MARKET TOWNS OF CORNWALL (from SDUK Penny Cyclopedia)
Mitchell (St. Michael's or St. Michell) in 1837
St. Michael's, otherwise Michell, is on the main road from Bodmin to Penzance and the Land's End, 248 miles from London : it is partly in the parish of St. Enoder, and partly in that of Newlyn, both in the hundred of Pyder. This place deserves notice only as being one of the boroughs disfranchised by the Reform Act. It returned two members to parliament from the time of Edward VI. The right of election was declared in 1700 to be in the lords of the manor capable of being portreeves (the portreeve is the returning officer), and in the inhabitants paying scot and lot. The latter, in the time of Browne Willis, were in number twenty-six ; but Sir Christopher Hawkins having purchased the borough, pulled down the cottages as fast as they became empty, and so reduced the number of voters to four, exclusive of the lords of the manor. The population of St. Enoder was in 1831, 1,124 ; that of Newlyn, 1,218.
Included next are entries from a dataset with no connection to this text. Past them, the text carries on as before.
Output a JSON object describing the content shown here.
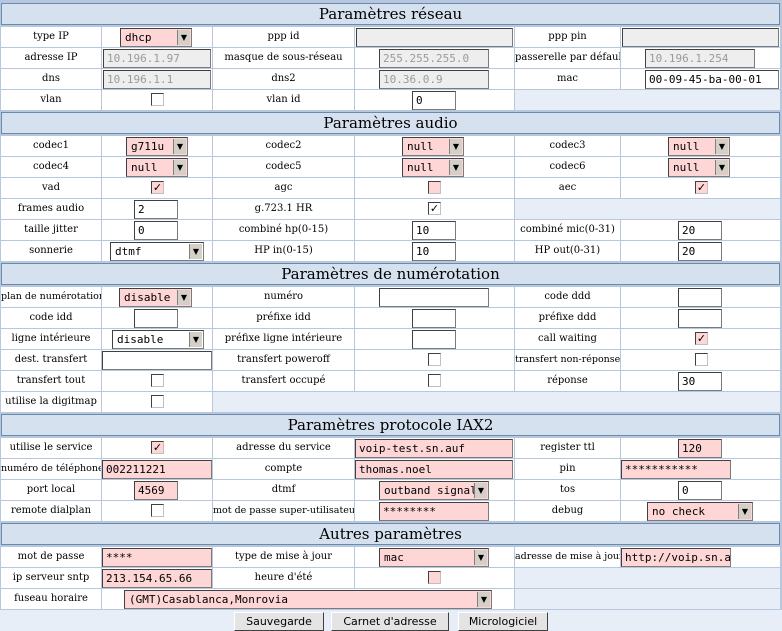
{
  "sections": {
    "reseau": "Paramètres réseau",
    "audio": "Paramètres audio",
    "numerotation": "Paramètres de numérotation",
    "iax2": "Paramètres protocole IAX2",
    "autres": "Autres paramètres"
  },
  "reseau": {
    "type_ip_label": "type IP",
    "type_ip_value": "dhcp",
    "ppp_id_label": "ppp id",
    "ppp_id_value": "",
    "ppp_pin_label": "ppp pin",
    "ppp_pin_value": "",
    "adresse_ip_label": "adresse IP",
    "adresse_ip_value": "10.196.1.97",
    "masque_label": "masque de sous-réseau",
    "masque_value": "255.255.255.0",
    "passerelle_label": "passerelle par défault",
    "passerelle_value": "10.196.1.254",
    "dns_label": "dns",
    "dns_value": "10.196.1.1",
    "dns2_label": "dns2",
    "dns2_value": "10.36.0.9",
    "mac_label": "mac",
    "mac_value": "00-09-45-ba-00-01",
    "vlan_label": "vlan",
    "vlan_checked": false,
    "vlan_id_label": "vlan id",
    "vlan_id_value": "0"
  },
  "audio": {
    "codec1_label": "codec1",
    "codec1_value": "g711u",
    "codec2_label": "codec2",
    "codec2_value": "null",
    "codec3_label": "codec3",
    "codec3_value": "null",
    "codec4_label": "codec4",
    "codec4_value": "null",
    "codec5_label": "codec5",
    "codec5_value": "null",
    "codec6_label": "codec6",
    "codec6_value": "null",
    "vad_label": "vad",
    "vad_checked": true,
    "agc_label": "agc",
    "agc_checked": false,
    "aec_label": "aec",
    "aec_checked": true,
    "frames_label": "frames audio",
    "frames_value": "2",
    "g723_label": "g.723.1 HR",
    "g723_checked": true,
    "jitter_label": "taille jitter",
    "jitter_value": "0",
    "combine_hp_label": "combiné hp(0-15)",
    "combine_hp_value": "10",
    "combine_mic_label": "combiné mic(0-31)",
    "combine_mic_value": "20",
    "sonnerie_label": "sonnerie",
    "sonnerie_value": "dtmf",
    "hp_in_label": "HP in(0-15)",
    "hp_in_value": "10",
    "hp_out_label": "HP out(0-31)",
    "hp_out_value": "20"
  },
  "numerotation": {
    "plan_label": "plan de numérotation",
    "plan_value": "disable",
    "numero_label": "numéro",
    "numero_value": "",
    "code_ddd_label": "code ddd",
    "code_ddd_value": "",
    "code_idd_label": "code idd",
    "code_idd_value": "",
    "prefixe_idd_label": "préfixe idd",
    "prefixe_idd_value": "",
    "prefixe_ddd_label": "préfixe ddd",
    "prefixe_ddd_value": "",
    "ligne_int_label": "ligne intérieure",
    "ligne_int_value": "disable",
    "prefixe_ligne_label": "préfixe ligne intérieure",
    "prefixe_ligne_value": "",
    "call_waiting_label": "call waiting",
    "call_waiting_checked": true,
    "dest_transfert_label": "dest. transfert",
    "dest_transfert_value": "",
    "transfert_poweroff_label": "transfert poweroff",
    "transfert_poweroff_checked": false,
    "transfert_nonrep_label": "transfert non-réponse",
    "transfert_nonrep_checked": false,
    "transfert_tout_label": "transfert tout",
    "transfert_tout_checked": false,
    "transfert_occupe_label": "transfert occupé",
    "transfert_occupe_checked": false,
    "reponse_label": "réponse",
    "reponse_value": "30",
    "digitmap_label": "utilise la digitmap",
    "digitmap_checked": false
  },
  "iax2": {
    "utilise_label": "utilise le service",
    "utilise_checked": true,
    "adresse_label": "adresse du service",
    "adresse_value": "voip-test.sn.auf",
    "register_label": "register ttl",
    "register_value": "120",
    "tel_label": "numéro de téléphone",
    "tel_value": "002211221",
    "compte_label": "compte",
    "compte_value": "thomas.noel",
    "pin_label": "pin",
    "pin_value": "***********",
    "port_label": "port local",
    "port_value": "4569",
    "dtmf_label": "dtmf",
    "dtmf_value": "outband signal",
    "tos_label": "tos",
    "tos_value": "0",
    "dialplan_label": "remote dialplan",
    "dialplan_checked": false,
    "su_pass_label": "mot de passe super-utilisateur",
    "su_pass_value": "********",
    "debug_label": "debug",
    "debug_value": "no check"
  },
  "autres": {
    "pass_label": "mot de passe",
    "pass_value": "****",
    "maj_label": "type de mise à jour",
    "maj_value": "mac",
    "maj_addr_label": "adresse de mise à jour",
    "maj_addr_value": "http://voip.sn.auf",
    "sntp_label": "ip serveur sntp",
    "sntp_value": "213.154.65.66",
    "ete_label": "heure d'été",
    "ete_checked": false,
    "fuseau_label": "fuseau horaire",
    "fuseau_value": "(GMT)Casablanca,Monrovia"
  },
  "buttons": {
    "save": "Sauvegarde",
    "carnet": "Carnet d'adresse",
    "firmware": "Micrologiciel"
  },
  "check_mark": "✓"
}
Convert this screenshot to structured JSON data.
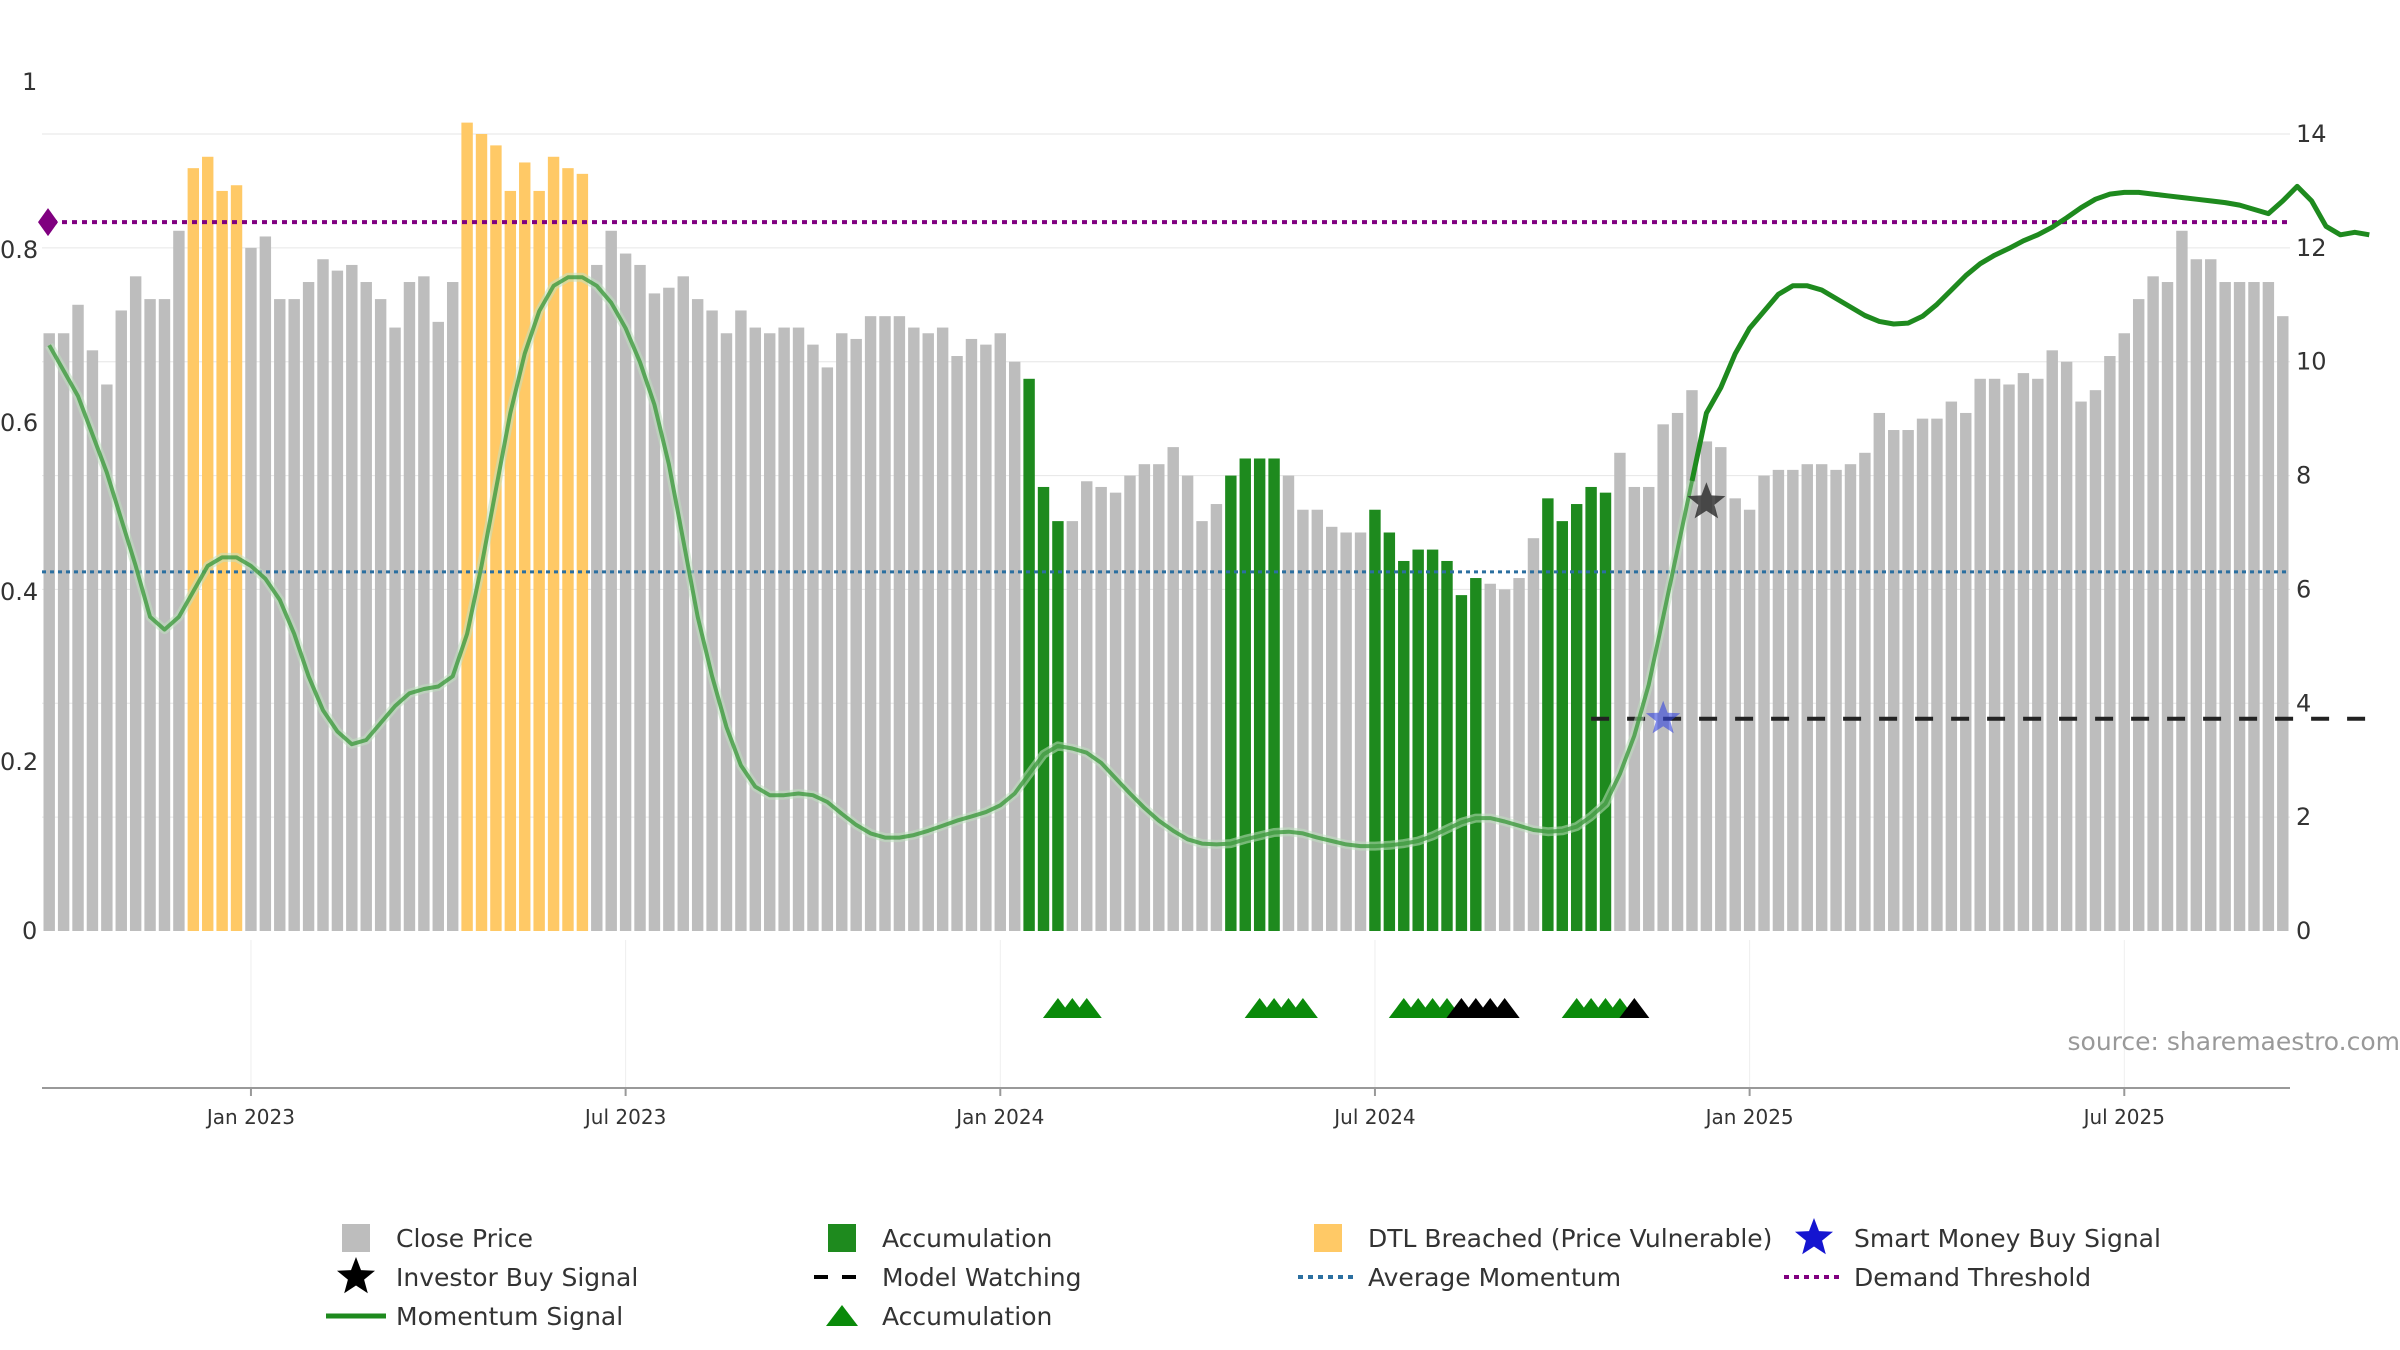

The living of St. Enoder is a vicarage, in the gift of the bishop of Exeter, of the annual value of £278, with a glebe-house : that of Newlyn is a vicarage, also in the gift of the bishop, of the annual value of £380, with a glebe-house. Both are in the diocese of Exeter and the archdeaconry of Cornwall. Both churches are distant, St. Enoder three miles north-east, Newlyn two miles north-west, from St. Michell.